The Rise of Cognitive AI

Structured, explicit, and intelligible knowledge can provide a path toward higher machine intelligence

Photo credit: Ting Ling Goay stock.adobe.com

Deep learning (DL) is generating a great deal of progress and revolutionizing entire industries across all aspects of life, including healthcare, retail, manufacturing, autonomous vehicles, security and fraud prevention, and data analytics. However, to build the future of artificial intelligence (AI), it is necessary to define a set of goals and expectations that will drive a new generation of technologies beyond the deployments we are seeing today.

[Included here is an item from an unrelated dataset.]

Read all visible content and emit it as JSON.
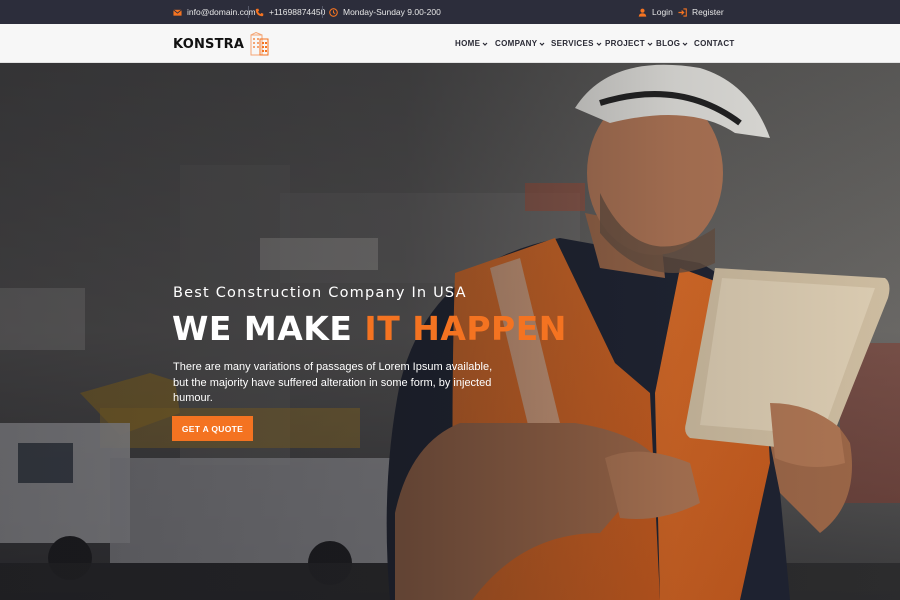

By 2025, we are likely to see a categorical jump in the competencies demonstrated by AI, with machines growing markedly wiser.

Many of the current DL applications address perception tasks related to object recognition, natural language processing (NLP), translation, and other tasks that involve the broad correlation processing of data such as recommendation systems. DL systems provide exceptional results based on differential programming and sophisticated data-based correlation and is expected to drive transformation across industries for years to come. At the same time, a number of fundamental limitations inherent to the nature of DL itself must be overcome so that machine learning, or more broadly AI, can come closer to realizing its potential. A concerted effort in the following three areas is needed to achieve non-incremental innovation:

  • Materially improve model efficiency (e.g., reduce the number of parameters by two to three orders of magnitude without loss in accuracy)
  • Substantially enhance model robustness, extensibility, and scaling
  • Categorically increase machine cognition

Among other developments, the creation of transformers and their application in language modeling has driven computational requirements to double roughly every 3.5 months in the recent years, highlighting the urgency for improvements in model efficiency. Despite developments in acceleration and optimization of neural networks, without improvements in model efficiency, current model growth trends will not be sustainable for the long haul.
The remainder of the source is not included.